In figure, x, v and a as functions of time are illustrated.
Example: The equation of motion of a particle is given by dp/ dx + mω2n = 0, where p is the momentum and n is the position. Then, the particle
1. Moves along a straight line
2. Moves along a parabola
3. Execute simple harmonic motion
4. Falls freely under gravity
Solution: dp/dt = – mω2n
dp/dt = rate of change of momentum
= F (force)
∴ F = – mω2n
m and ω are constants
∴ F α – n
Force α displacement
So, this is the condition for simple harmonic motion, so the particle will execute simple harmonic motion.

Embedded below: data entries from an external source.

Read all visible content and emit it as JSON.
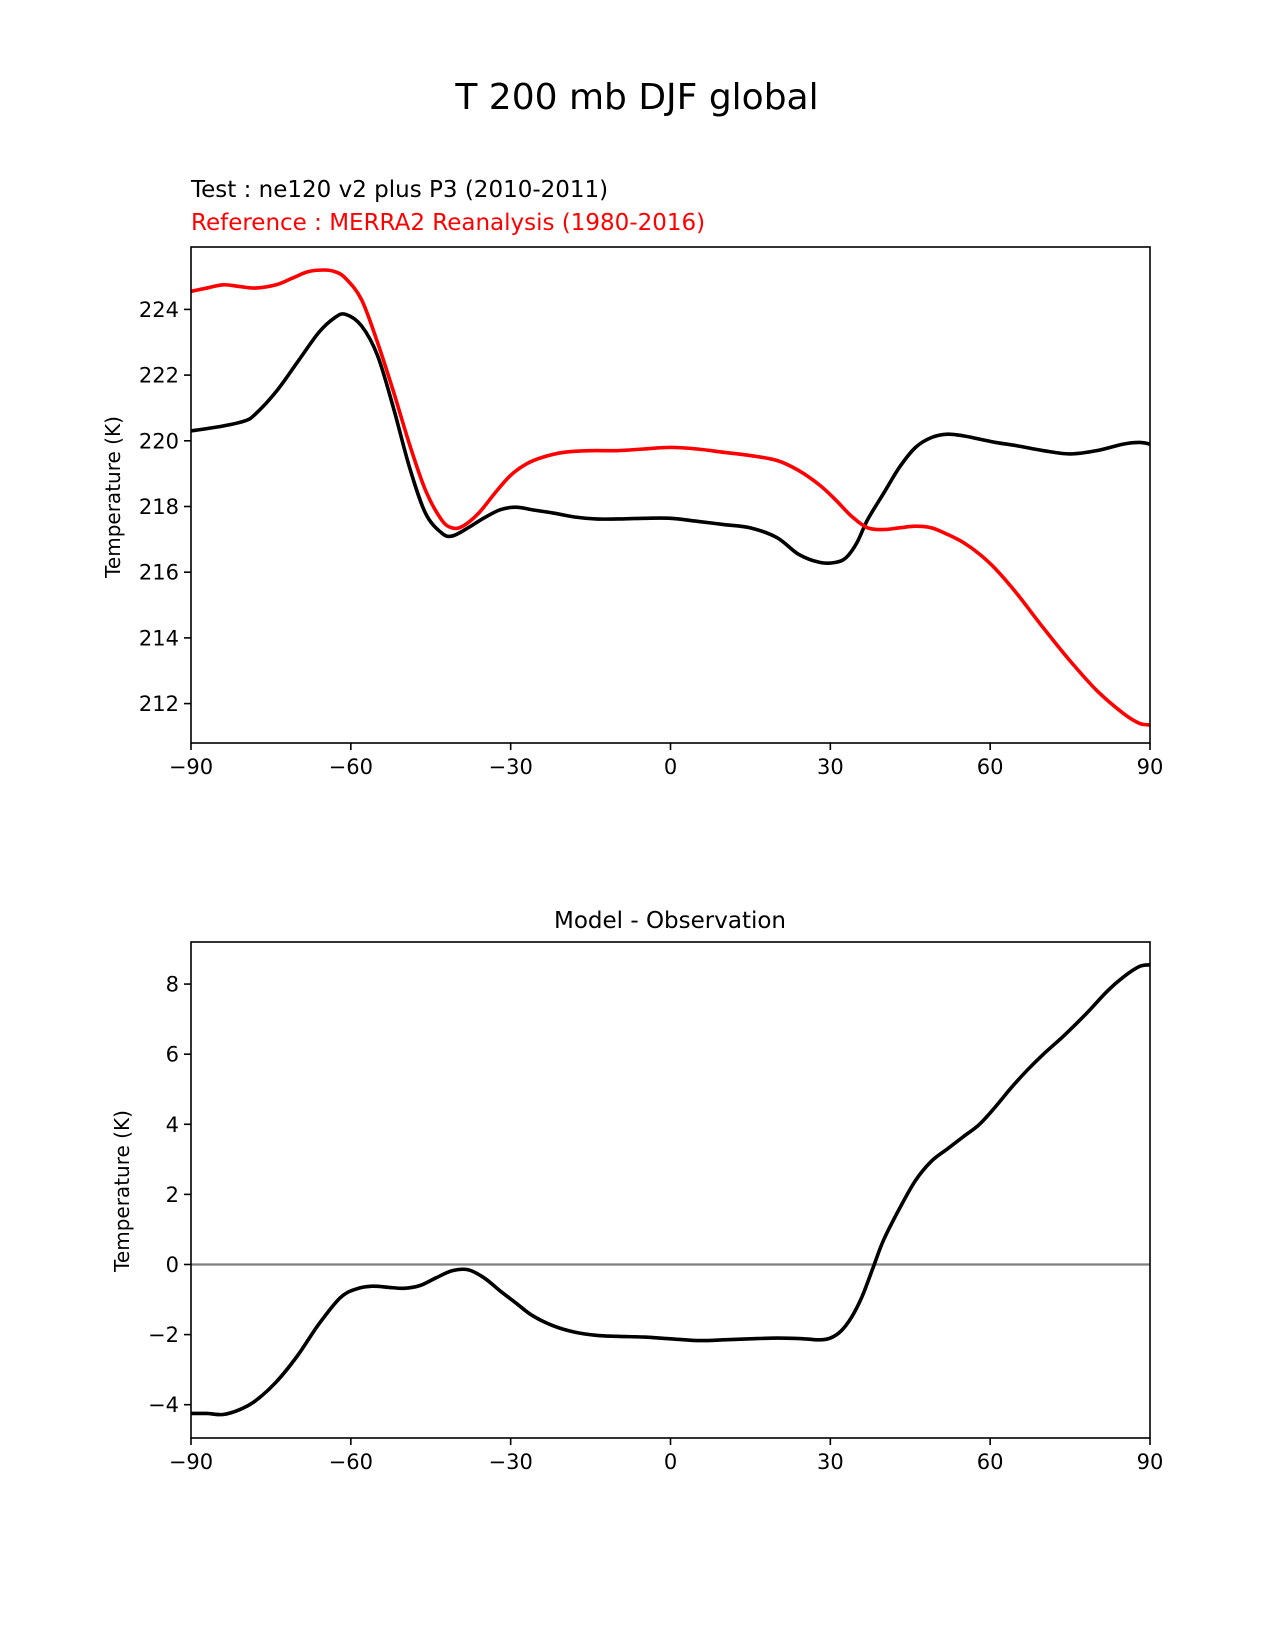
{
  "figure": {
    "suptitle": "T 200 mb DJF global"
  },
  "chart_data": [
    {
      "type": "line",
      "test_label": "Test : ne120 v2 plus P3 (2010-2011)",
      "reference_label": "Reference : MERRA2 Reanalysis (1980-2016)",
      "xlabel": "",
      "ylabel": "Temperature (K)",
      "xlim": [
        -90,
        90
      ],
      "ylim": [
        210.8,
        225.9
      ],
      "xticks": [
        -90,
        -60,
        -30,
        0,
        30,
        60,
        90
      ],
      "xtick_labels": [
        "−90",
        "−60",
        "−30",
        "0",
        "30",
        "60",
        "90"
      ],
      "yticks": [
        212,
        214,
        216,
        218,
        220,
        222,
        224
      ],
      "ytick_labels": [
        "212",
        "214",
        "216",
        "218",
        "220",
        "222",
        "224"
      ],
      "series": [
        {
          "name": "Test : ne120 v2 plus P3 (2010-2011)",
          "color": "#000000",
          "x": [
            -90,
            -84,
            -80,
            -78,
            -74,
            -70,
            -66,
            -63,
            -61,
            -58,
            -55,
            -52,
            -49,
            -46,
            -43,
            -41,
            -38,
            -35,
            -32,
            -29,
            -26,
            -22,
            -18,
            -14,
            -10,
            -5,
            0,
            5,
            10,
            15,
            20,
            24,
            28,
            31,
            33,
            35,
            37,
            40,
            43,
            46,
            49,
            52,
            55,
            58,
            61,
            65,
            70,
            75,
            80,
            85,
            88,
            90
          ],
          "values": [
            220.3,
            220.45,
            220.6,
            220.8,
            221.5,
            222.4,
            223.3,
            223.75,
            223.85,
            223.5,
            222.6,
            221.0,
            219.2,
            217.8,
            217.2,
            217.1,
            217.35,
            217.65,
            217.9,
            217.98,
            217.9,
            217.8,
            217.68,
            217.62,
            217.62,
            217.64,
            217.64,
            217.55,
            217.45,
            217.35,
            217.05,
            216.55,
            216.3,
            216.3,
            216.45,
            216.9,
            217.6,
            218.4,
            219.2,
            219.8,
            220.1,
            220.2,
            220.15,
            220.05,
            219.95,
            219.85,
            219.7,
            219.6,
            219.7,
            219.9,
            219.95,
            219.9
          ]
        },
        {
          "name": "Reference : MERRA2 Reanalysis (1980-2016)",
          "color": "#ff0000",
          "x": [
            -90,
            -87,
            -84,
            -81,
            -78,
            -74,
            -71,
            -68,
            -65,
            -63,
            -61,
            -58,
            -55,
            -52,
            -49,
            -46,
            -43,
            -41,
            -39,
            -36,
            -33,
            -30,
            -27,
            -24,
            -20,
            -15,
            -10,
            -5,
            0,
            5,
            10,
            15,
            20,
            24,
            28,
            31,
            34,
            37,
            40,
            43,
            46,
            49,
            52,
            55,
            58,
            61,
            65,
            70,
            75,
            80,
            85,
            88,
            90
          ],
          "values": [
            224.55,
            224.65,
            224.75,
            224.7,
            224.65,
            224.75,
            224.95,
            225.15,
            225.2,
            225.15,
            224.95,
            224.3,
            223.0,
            221.5,
            219.9,
            218.5,
            217.6,
            217.35,
            217.4,
            217.8,
            218.4,
            218.95,
            219.3,
            219.5,
            219.65,
            219.7,
            219.7,
            219.75,
            219.8,
            219.75,
            219.65,
            219.55,
            219.4,
            219.1,
            218.65,
            218.2,
            217.7,
            217.35,
            217.3,
            217.35,
            217.4,
            217.35,
            217.15,
            216.9,
            216.55,
            216.1,
            215.35,
            214.3,
            213.3,
            212.4,
            211.7,
            211.4,
            211.35
          ]
        }
      ]
    },
    {
      "type": "line",
      "title": "Model - Observation",
      "xlabel": "",
      "ylabel": "Temperature (K)",
      "xlim": [
        -90,
        90
      ],
      "ylim": [
        -4.95,
        9.2
      ],
      "xticks": [
        -90,
        -60,
        -30,
        0,
        30,
        60,
        90
      ],
      "xtick_labels": [
        "−90",
        "−60",
        "−30",
        "0",
        "30",
        "60",
        "90"
      ],
      "yticks": [
        -4,
        -2,
        0,
        2,
        4,
        6,
        8
      ],
      "ytick_labels": [
        "−4",
        "−2",
        "0",
        "2",
        "4",
        "6",
        "8"
      ],
      "zero_line_color": "#808080",
      "series": [
        {
          "name": "Model - Observation",
          "color": "#000000",
          "x": [
            -90,
            -87,
            -84,
            -81,
            -78,
            -74,
            -70,
            -66,
            -62,
            -59,
            -56,
            -53,
            -50,
            -47,
            -44,
            -41,
            -38,
            -35,
            -32,
            -29,
            -26,
            -22,
            -18,
            -14,
            -10,
            -5,
            0,
            5,
            10,
            15,
            20,
            25,
            28,
            30,
            32,
            34,
            36,
            38,
            40,
            43,
            46,
            49,
            52,
            55,
            58,
            61,
            64,
            67,
            70,
            74,
            78,
            82,
            85,
            88,
            90
          ],
          "values": [
            -4.25,
            -4.25,
            -4.28,
            -4.15,
            -3.9,
            -3.35,
            -2.6,
            -1.7,
            -0.95,
            -0.7,
            -0.62,
            -0.65,
            -0.68,
            -0.6,
            -0.38,
            -0.18,
            -0.15,
            -0.38,
            -0.75,
            -1.1,
            -1.45,
            -1.75,
            -1.93,
            -2.02,
            -2.05,
            -2.07,
            -2.12,
            -2.17,
            -2.15,
            -2.12,
            -2.1,
            -2.12,
            -2.15,
            -2.1,
            -1.9,
            -1.5,
            -0.9,
            -0.1,
            0.7,
            1.6,
            2.4,
            2.95,
            3.3,
            3.65,
            4.0,
            4.5,
            5.05,
            5.55,
            6.0,
            6.55,
            7.15,
            7.8,
            8.2,
            8.5,
            8.55
          ]
        }
      ]
    }
  ]
}
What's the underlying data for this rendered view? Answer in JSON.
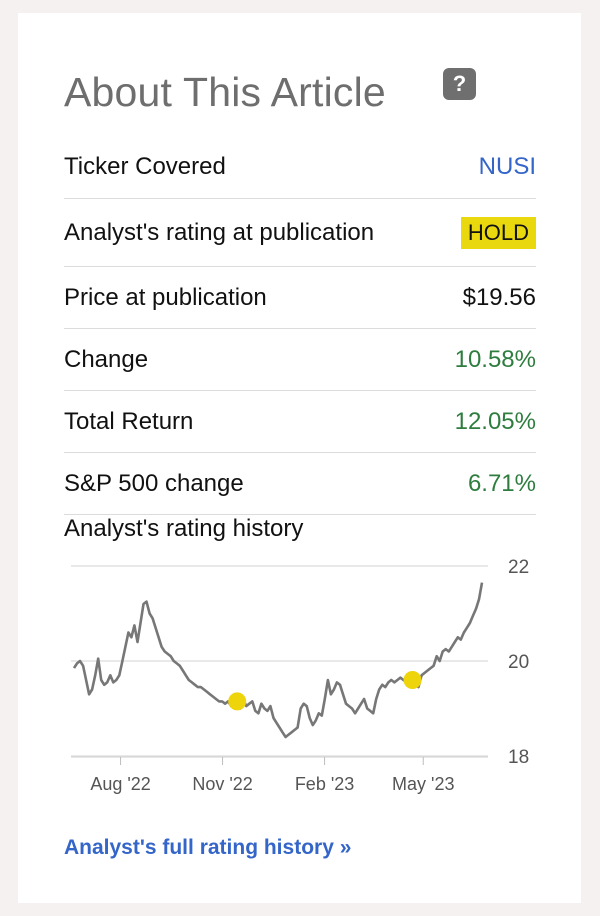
{
  "title": "About This Article",
  "help_icon": "?",
  "rows": [
    {
      "label": "Ticker Covered",
      "value": "NUSI"
    },
    {
      "label": "Analyst's rating at publication",
      "value": "HOLD"
    },
    {
      "label": "Price at publication",
      "value": "$19.56"
    },
    {
      "label": "Change",
      "value": "10.58%"
    },
    {
      "label": "Total Return",
      "value": "12.05%"
    },
    {
      "label": "S&P 500 change",
      "value": "6.71%"
    }
  ],
  "history_title": "Analyst's rating history",
  "full_link": "Analyst's full rating history »",
  "colors": {
    "line": "#777777",
    "marker": "#eed40b",
    "link": "#3465c8",
    "green": "#2e7d3f",
    "badge": "#ead80f"
  },
  "chart_data": {
    "type": "line",
    "ylim": [
      18,
      22
    ],
    "yticks": [
      "22",
      "20",
      "18"
    ],
    "xticks": [
      "Aug '22",
      "Nov '22",
      "Feb '23",
      "May '23"
    ],
    "series": [
      {
        "values": [
          19.85,
          19.95,
          20.0,
          19.9,
          19.6,
          19.3,
          19.4,
          19.7,
          20.05,
          19.6,
          19.5,
          19.55,
          19.7,
          19.55,
          19.6,
          19.7,
          20.0,
          20.3,
          20.6,
          20.5,
          20.75,
          20.4,
          20.8,
          21.2,
          21.25,
          21.0,
          20.9,
          20.7,
          20.5,
          20.3,
          20.2,
          20.15,
          20.1,
          20.0,
          19.95,
          19.9,
          19.8,
          19.7,
          19.6,
          19.55,
          19.5,
          19.45,
          19.45,
          19.4,
          19.35,
          19.3,
          19.25,
          19.2,
          19.15,
          19.15,
          19.1,
          19.15,
          19.05,
          19.1,
          19.15,
          19.0,
          19.2,
          19.05,
          19.1,
          19.15,
          18.95,
          18.9,
          19.1,
          19.0,
          18.95,
          19.05,
          18.8,
          18.7,
          18.6,
          18.5,
          18.4,
          18.45,
          18.5,
          18.55,
          18.6,
          19.0,
          19.1,
          19.05,
          18.8,
          18.65,
          18.75,
          18.9,
          18.85,
          19.2,
          19.6,
          19.3,
          19.4,
          19.55,
          19.5,
          19.3,
          19.1,
          19.05,
          19.0,
          18.9,
          19.0,
          19.1,
          19.2,
          19.0,
          18.95,
          18.9,
          19.2,
          19.4,
          19.5,
          19.45,
          19.55,
          19.6,
          19.55,
          19.6,
          19.65,
          19.6,
          19.55,
          19.62,
          19.58,
          19.5,
          19.45,
          19.7,
          19.75,
          19.8,
          19.85,
          19.9,
          20.1,
          20.0,
          20.2,
          20.25,
          20.2,
          20.3,
          20.4,
          20.5,
          20.45,
          20.6,
          20.7,
          20.8,
          20.95,
          21.1,
          21.3,
          21.65
        ],
        "start_date": "2022-06-20",
        "end_date": "2023-06-23"
      }
    ],
    "markers": [
      {
        "index": 54,
        "value": 19.15
      },
      {
        "index": 112,
        "value": 19.6
      }
    ],
    "grid": "horizontal"
  }
}
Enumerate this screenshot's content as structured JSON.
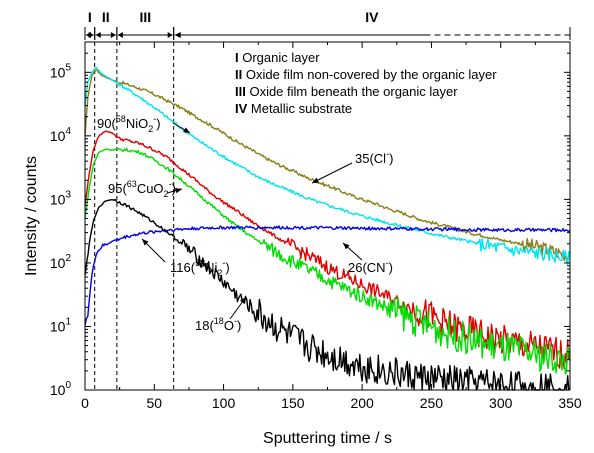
{
  "chart_data": {
    "type": "line",
    "title": "",
    "xlabel": "Sputtering time / s",
    "ylabel": "Intensity / counts",
    "xlim": [
      0,
      350
    ],
    "ylim": [
      1,
      300000
    ],
    "y_scale": "log",
    "x_ticks": [
      "0",
      "50",
      "100",
      "150",
      "200",
      "250",
      "300",
      "350"
    ],
    "y_ticks": [
      {
        "base": "10",
        "exp": "0"
      },
      {
        "base": "10",
        "exp": "1"
      },
      {
        "base": "10",
        "exp": "2"
      },
      {
        "base": "10",
        "exp": "3"
      },
      {
        "base": "10",
        "exp": "4"
      },
      {
        "base": "10",
        "exp": "5"
      }
    ],
    "grid": false,
    "regions": [
      {
        "label": "I",
        "from": 0,
        "to": 7
      },
      {
        "label": "II",
        "from": 7,
        "to": 23
      },
      {
        "label": "III",
        "from": 23,
        "to": 64
      },
      {
        "label": "IV",
        "from": 64,
        "to": 350
      }
    ],
    "region_boundaries": [
      7,
      23,
      64
    ],
    "legend": {
      "placement": "top-right",
      "items": [
        {
          "numeral": "I",
          "text": " Organic layer"
        },
        {
          "numeral": "II",
          "text": " Oxide film non-covered by the organic layer"
        },
        {
          "numeral": "III",
          "text": " Oxide film beneath the organic layer"
        },
        {
          "numeral": "IV",
          "text": " Metallic substrate"
        }
      ]
    },
    "series": [
      {
        "label": "35(Cl⁻)",
        "color": "#8b7d16",
        "points": [
          [
            0,
            10000
          ],
          [
            2,
            40000
          ],
          [
            5,
            90000
          ],
          [
            8,
            110000
          ],
          [
            12,
            90000
          ],
          [
            20,
            75000
          ],
          [
            30,
            65000
          ],
          [
            40,
            55000
          ],
          [
            50,
            45000
          ],
          [
            60,
            35000
          ],
          [
            70,
            27000
          ],
          [
            80,
            20000
          ],
          [
            90,
            15000
          ],
          [
            100,
            11000
          ],
          [
            110,
            8000
          ],
          [
            120,
            6000
          ],
          [
            130,
            4500
          ],
          [
            140,
            3500
          ],
          [
            150,
            2800
          ],
          [
            160,
            2200
          ],
          [
            170,
            1800
          ],
          [
            180,
            1500
          ],
          [
            190,
            1200
          ],
          [
            200,
            1000
          ],
          [
            210,
            850
          ],
          [
            220,
            700
          ],
          [
            230,
            600
          ],
          [
            240,
            500
          ],
          [
            250,
            430
          ],
          [
            260,
            380
          ],
          [
            270,
            330
          ],
          [
            280,
            290
          ],
          [
            290,
            260
          ],
          [
            300,
            230
          ],
          [
            310,
            210
          ],
          [
            320,
            190
          ],
          [
            330,
            170
          ],
          [
            340,
            150
          ],
          [
            350,
            130
          ]
        ]
      },
      {
        "label": "",
        "color": "#00e5ee",
        "points": [
          [
            0,
            30000
          ],
          [
            2,
            70000
          ],
          [
            5,
            100000
          ],
          [
            8,
            120000
          ],
          [
            12,
            95000
          ],
          [
            20,
            75000
          ],
          [
            30,
            55000
          ],
          [
            40,
            40000
          ],
          [
            50,
            28000
          ],
          [
            60,
            19000
          ],
          [
            70,
            13000
          ],
          [
            80,
            9000
          ],
          [
            90,
            6500
          ],
          [
            100,
            4700
          ],
          [
            110,
            3500
          ],
          [
            120,
            2600
          ],
          [
            130,
            2000
          ],
          [
            140,
            1600
          ],
          [
            150,
            1300
          ],
          [
            160,
            1050
          ],
          [
            170,
            880
          ],
          [
            180,
            750
          ],
          [
            190,
            640
          ],
          [
            200,
            550
          ],
          [
            210,
            480
          ],
          [
            220,
            420
          ],
          [
            230,
            370
          ],
          [
            240,
            330
          ],
          [
            250,
            290
          ],
          [
            260,
            260
          ],
          [
            270,
            235
          ],
          [
            280,
            210
          ],
          [
            290,
            190
          ],
          [
            300,
            175
          ],
          [
            310,
            160
          ],
          [
            320,
            150
          ],
          [
            330,
            140
          ],
          [
            340,
            130
          ],
          [
            350,
            120
          ]
        ]
      },
      {
        "label": "90(⁵⁸NiO₂⁻)",
        "color": "#e00000",
        "points": [
          [
            0,
            800
          ],
          [
            3,
            2500
          ],
          [
            6,
            6000
          ],
          [
            10,
            10000
          ],
          [
            15,
            12000
          ],
          [
            20,
            11000
          ],
          [
            25,
            9000
          ],
          [
            30,
            8500
          ],
          [
            40,
            7500
          ],
          [
            50,
            6000
          ],
          [
            60,
            4500
          ],
          [
            70,
            3000
          ],
          [
            80,
            2000
          ],
          [
            90,
            1300
          ],
          [
            100,
            900
          ],
          [
            110,
            650
          ],
          [
            120,
            450
          ],
          [
            130,
            330
          ],
          [
            140,
            240
          ],
          [
            150,
            180
          ],
          [
            160,
            135
          ],
          [
            170,
            100
          ],
          [
            180,
            75
          ],
          [
            190,
            58
          ],
          [
            200,
            45
          ],
          [
            210,
            36
          ],
          [
            220,
            28
          ],
          [
            230,
            22
          ],
          [
            240,
            18
          ],
          [
            250,
            14
          ],
          [
            260,
            11
          ],
          [
            270,
            9
          ],
          [
            280,
            8
          ],
          [
            290,
            7
          ],
          [
            300,
            6
          ],
          [
            310,
            5.5
          ],
          [
            320,
            5
          ],
          [
            330,
            4.5
          ],
          [
            340,
            4
          ],
          [
            350,
            3.5
          ]
        ]
      },
      {
        "label": "95(⁶³CuO₂⁻)",
        "color": "#00dd00",
        "points": [
          [
            0,
            500
          ],
          [
            3,
            1500
          ],
          [
            6,
            3500
          ],
          [
            10,
            5500
          ],
          [
            15,
            6200
          ],
          [
            20,
            6000
          ],
          [
            30,
            6000
          ],
          [
            40,
            5500
          ],
          [
            50,
            4200
          ],
          [
            60,
            3000
          ],
          [
            70,
            2000
          ],
          [
            80,
            1300
          ],
          [
            90,
            850
          ],
          [
            100,
            550
          ],
          [
            110,
            370
          ],
          [
            120,
            260
          ],
          [
            130,
            190
          ],
          [
            140,
            140
          ],
          [
            150,
            105
          ],
          [
            160,
            80
          ],
          [
            170,
            62
          ],
          [
            180,
            48
          ],
          [
            190,
            38
          ],
          [
            200,
            30
          ],
          [
            210,
            24
          ],
          [
            220,
            19
          ],
          [
            230,
            15
          ],
          [
            240,
            12
          ],
          [
            250,
            10
          ],
          [
            260,
            8
          ],
          [
            270,
            7
          ],
          [
            280,
            6
          ],
          [
            290,
            5.2
          ],
          [
            300,
            4.6
          ],
          [
            310,
            4.2
          ],
          [
            320,
            3.8
          ],
          [
            330,
            3.4
          ],
          [
            340,
            3.1
          ],
          [
            350,
            2.8
          ]
        ]
      },
      {
        "label": "18(¹⁸O⁻)",
        "color": "#000000",
        "points": [
          [
            0,
            60
          ],
          [
            3,
            200
          ],
          [
            6,
            450
          ],
          [
            10,
            750
          ],
          [
            15,
            950
          ],
          [
            20,
            1000
          ],
          [
            25,
            900
          ],
          [
            30,
            800
          ],
          [
            40,
            600
          ],
          [
            50,
            430
          ],
          [
            60,
            300
          ],
          [
            70,
            200
          ],
          [
            80,
            130
          ],
          [
            90,
            80
          ],
          [
            100,
            50
          ],
          [
            110,
            30
          ],
          [
            120,
            20
          ],
          [
            130,
            13
          ],
          [
            140,
            9
          ],
          [
            150,
            6.5
          ],
          [
            160,
            5
          ],
          [
            170,
            4
          ],
          [
            180,
            3.3
          ],
          [
            190,
            2.8
          ],
          [
            200,
            2.4
          ],
          [
            210,
            2.1
          ],
          [
            220,
            1.9
          ],
          [
            230,
            1.7
          ],
          [
            240,
            1.6
          ],
          [
            250,
            1.5
          ],
          [
            260,
            1.4
          ],
          [
            270,
            1.35
          ],
          [
            280,
            1.3
          ],
          [
            290,
            1.25
          ],
          [
            300,
            1.2
          ],
          [
            310,
            1.15
          ],
          [
            320,
            1.1
          ],
          [
            330,
            1.1
          ],
          [
            340,
            1.05
          ],
          [
            350,
            1.05
          ]
        ]
      },
      {
        "label": "116(⁵⁸Ni₂⁻)",
        "color": "#0000ee",
        "points": [
          [
            0,
            12
          ],
          [
            2,
            15
          ],
          [
            4,
            40
          ],
          [
            6,
            90
          ],
          [
            8,
            140
          ],
          [
            12,
            180
          ],
          [
            20,
            220
          ],
          [
            30,
            260
          ],
          [
            40,
            290
          ],
          [
            50,
            310
          ],
          [
            60,
            330
          ],
          [
            70,
            340
          ],
          [
            80,
            350
          ],
          [
            100,
            360
          ],
          [
            120,
            360
          ],
          [
            150,
            360
          ],
          [
            200,
            350
          ],
          [
            250,
            340
          ],
          [
            300,
            330
          ],
          [
            350,
            330
          ]
        ]
      }
    ],
    "annotations": [
      {
        "prefix": "90(",
        "sup": "58",
        "mid": "NiO",
        "sub": "2",
        "sup2": "-",
        "end": ")"
      },
      {
        "prefix": "95(",
        "sup": "63",
        "mid": "CuO",
        "sub": "2",
        "sup2": "-",
        "end": ")"
      },
      {
        "prefix": "116(",
        "sup": "58",
        "mid": "Ni",
        "sub": "2",
        "sup2": "-",
        "end": ")"
      },
      {
        "prefix": "18(",
        "sup": "18",
        "mid": "O",
        "sub": "",
        "sup2": "-",
        "end": ")"
      },
      {
        "prefix": "35(Cl",
        "sup": "",
        "mid": "",
        "sub": "",
        "sup2": "-",
        "end": ")"
      },
      {
        "prefix": "26(CN",
        "sup": "",
        "mid": "",
        "sub": "",
        "sup2": "-",
        "end": ")"
      }
    ]
  }
}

Example: A particle executing simple harmonic motion has an amplitude of 6 cm. Its acceleration at a distance from the mean position 2 cm is 8 cm s-2. The maximum speed of the particle
Solution: Amplitude, a = 6 cm
Displacement, y = 2 cm
Acceleration, A = 8 cm, s-2
A = ω2y
ω = 2 rads-1
Maximum speed, Vmax = aω = 6 x 2
= 12 cm s-1